La loi californienne SB-243, adoptée en 2024 et applicable à compter du 1er juillet 2026, établit le premier cadre juridique au monde spécifiquement consacré aux companion chatbots, des systèmes d’intelligence artificielle conçus pour simuler une relation émotionnelle, personnelle ou intime avec leurs utilisateurs.
Ces systèmes, capables d’exprimer ou de reproduire des émotions et de construire des interactions continues, se distinguent des simples chatbots fonctionnels. Par cette distinction, la Californie reconnaît que certaines IA peuvent influencer l’affect, le comportement et la vulnérabilité psychologique des utilisateurs, et qu’elles appellent de nouvelles garanties juridiques et éthiques.
La nouvelle réglementation impose aux concepteurs et fournisseurs de companion chatbots des obligations de transparence et de protection renforcées. L’utilisateur doit être informé dès le début de l’interaction qu’il s’adresse à une machine. Le système doit être conçu de manière à prévenir toute manipulation, dépendance ou détresse émotionnelle, et à protéger les données personnelles et affectives.
Une vigilance particulière est requise à l’égard des mineurs, avec la mise en œuvre de mesures d’âge appropriées et l’interdiction de contenus sexualisés ou inappropriés. Ces exigences consacrent un principe de « sécurité psychologique dès la conception », analogue à l’ethics-by-design du droit européen (AI Act et RGPD).
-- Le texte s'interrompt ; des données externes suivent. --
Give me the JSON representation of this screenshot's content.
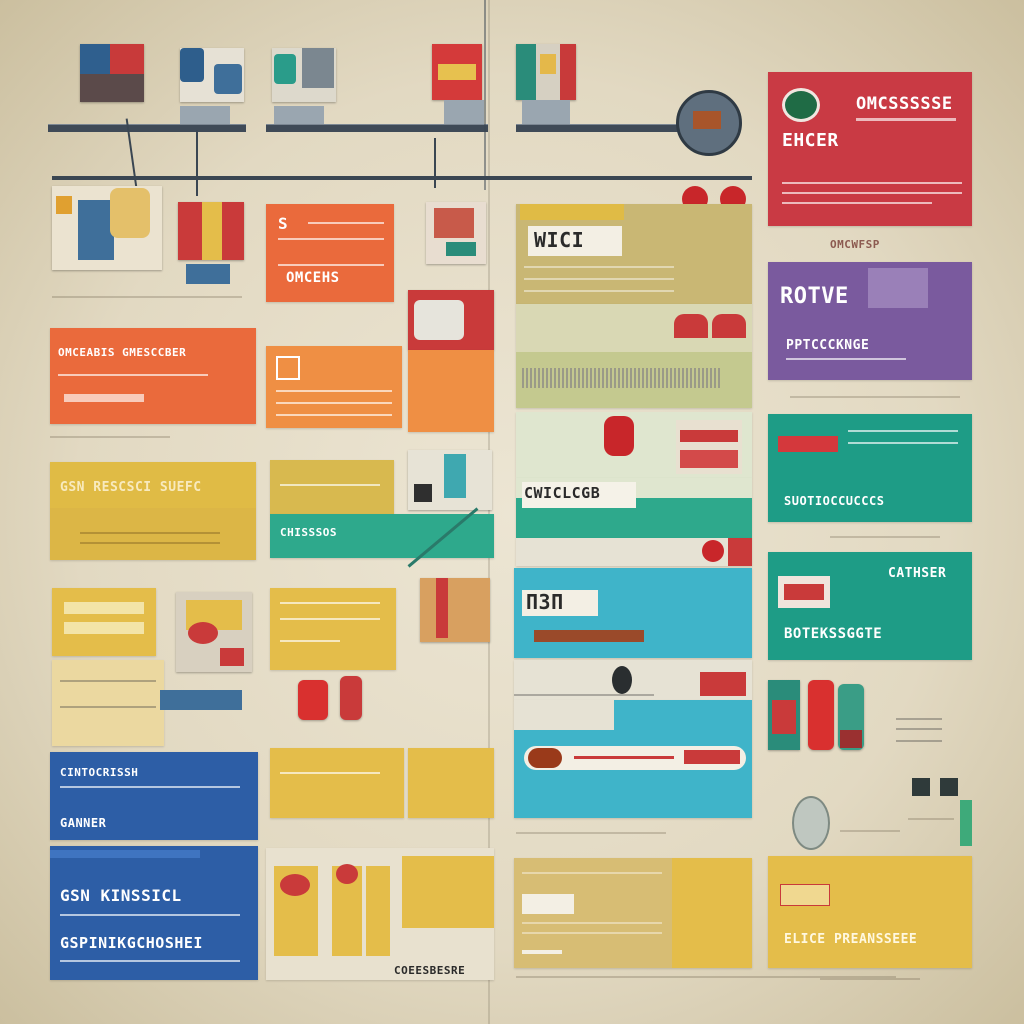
{
  "colors": {
    "red": "#c93a44",
    "orange": "#ea6a3c",
    "orange_light": "#ef8f44",
    "yellow": "#e0bb45",
    "purple": "#7a5a9e",
    "teal": "#1e9c86",
    "blue": "#2d5ea6",
    "cyan": "#3fb4c9",
    "khaki": "#c9b774",
    "background": "#e6dfcc"
  },
  "cards": {
    "red_top_right": {
      "title": "OMCSSSSSE",
      "subtitle": "EHCER",
      "footer": "OMCWFSP"
    },
    "purple_right": {
      "title": "ROTVE",
      "subtitle": "PPTCCCKNGE"
    },
    "teal_right_upper": {
      "text": "SUOTIOCCUCCCS"
    },
    "teal_right_lower": {
      "title": "CATHSER",
      "text": "BOTEKSSGGTE"
    },
    "yellow_bottom_right": {
      "text": "ELICE PREANSSEEE"
    },
    "khaki_center": {
      "label": "WICI"
    },
    "green_center": {
      "label": "CWICLCGB"
    },
    "cyan_center": {
      "label": "ПЗП"
    },
    "orange_top": {
      "title": "OMCEHS",
      "letter": "S"
    },
    "orange_left": {
      "title": "OMCEABIS GMESCCBER"
    },
    "yellow_left": {
      "title": "GSN RESCSCI SUEFC"
    },
    "blue_left_upper": {
      "title": "CINTOCRISSH",
      "text": "GANNER"
    },
    "blue_left_lower": {
      "title": "GSN KINSSICL",
      "text": "GSPINIKGCHOSHEI"
    },
    "green_mid": {
      "text": "CHISSSOS"
    },
    "bottom_strip": {
      "text": "COEESBESRE"
    }
  }
}
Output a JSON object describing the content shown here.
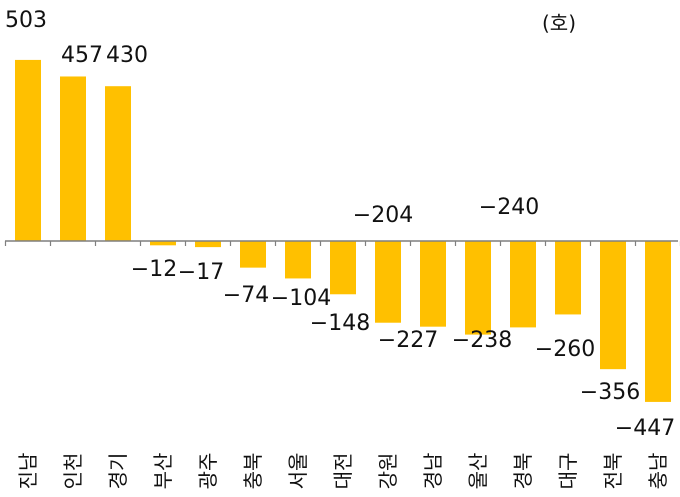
{
  "chart_data": {
    "type": "bar",
    "unit_label": "(호)",
    "categories": [
      "진남",
      "인천",
      "경기",
      "부산",
      "광주",
      "충북",
      "서울",
      "대전",
      "강원",
      "경남",
      "울산",
      "경북",
      "대구",
      "전북",
      "충남"
    ],
    "values": [
      503,
      457,
      430,
      -12,
      -17,
      -74,
      -104,
      -148,
      -227,
      -238,
      -260,
      -240,
      -204,
      -356,
      -447
    ],
    "data_labels": [
      "503",
      "457",
      "430",
      "−12",
      "−17",
      "−74",
      "−104",
      "−148",
      "−227",
      "−238",
      "−260",
      "−240",
      "−204",
      "−356",
      "−447"
    ],
    "bar_color": "#FFC000",
    "axis_color": "#7f7f7f",
    "legend": "none",
    "grid": false
  }
}
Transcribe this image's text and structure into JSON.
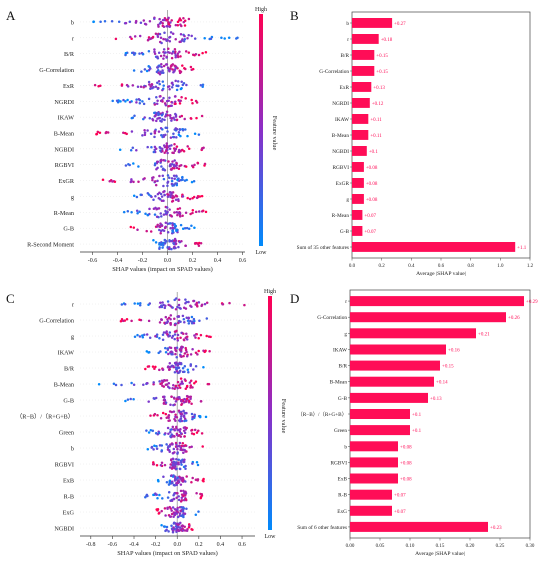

La California Department of Technology est chargée d’assurer l’application du dispositif, d’édicter des lignes directrices et de contrôler la conformité des systèmes. Des sanctions civiles et mesures correctrices pourront être prononcées en cas de manquement.
Ce mécanisme s’articule avec les lois californiennes de protection des consommateurs et des données personnelles (CCPA et CPRA), tout en étendant leur logique à l’intelligence artificielle émotionnelle.
Face à l’Union européenne, qui privilégie une régulation par les risques et la conformité technique, et à la Chine, centrée sur le contrôle des contenus et de la stabilité sociale, la Californie adopte une voie originale : celle de la protection du bien-être émotionnel et de l’autonomie individuelle.
En reconnaissant juridiquement les systèmes simulant l’affection, l’intimité ou l’empathie, elle ouvre la voie à une nouvelle branche du droit de l’intelligence artificielle : la régulation de l’intelligence émotionnelle artificielle.
Cette innovation pourrait rapidement influencer les standards internationaux, incitant les acteurs mondiaux à renforcer la transparence, la supervision humaine et la modération des contenus.
Texte officiel disponible ici : California Senate Bill No. 243 – Companion Chatbots
Cette analyse est rédigée par un avocat de droit français à des fins d’information générale. Elle ne constitue pas un avis juridique au regard du droit américain ou californien. Pour toute consultation sur ces législations, il convient de s’adresser à un avocat habilité en Californie.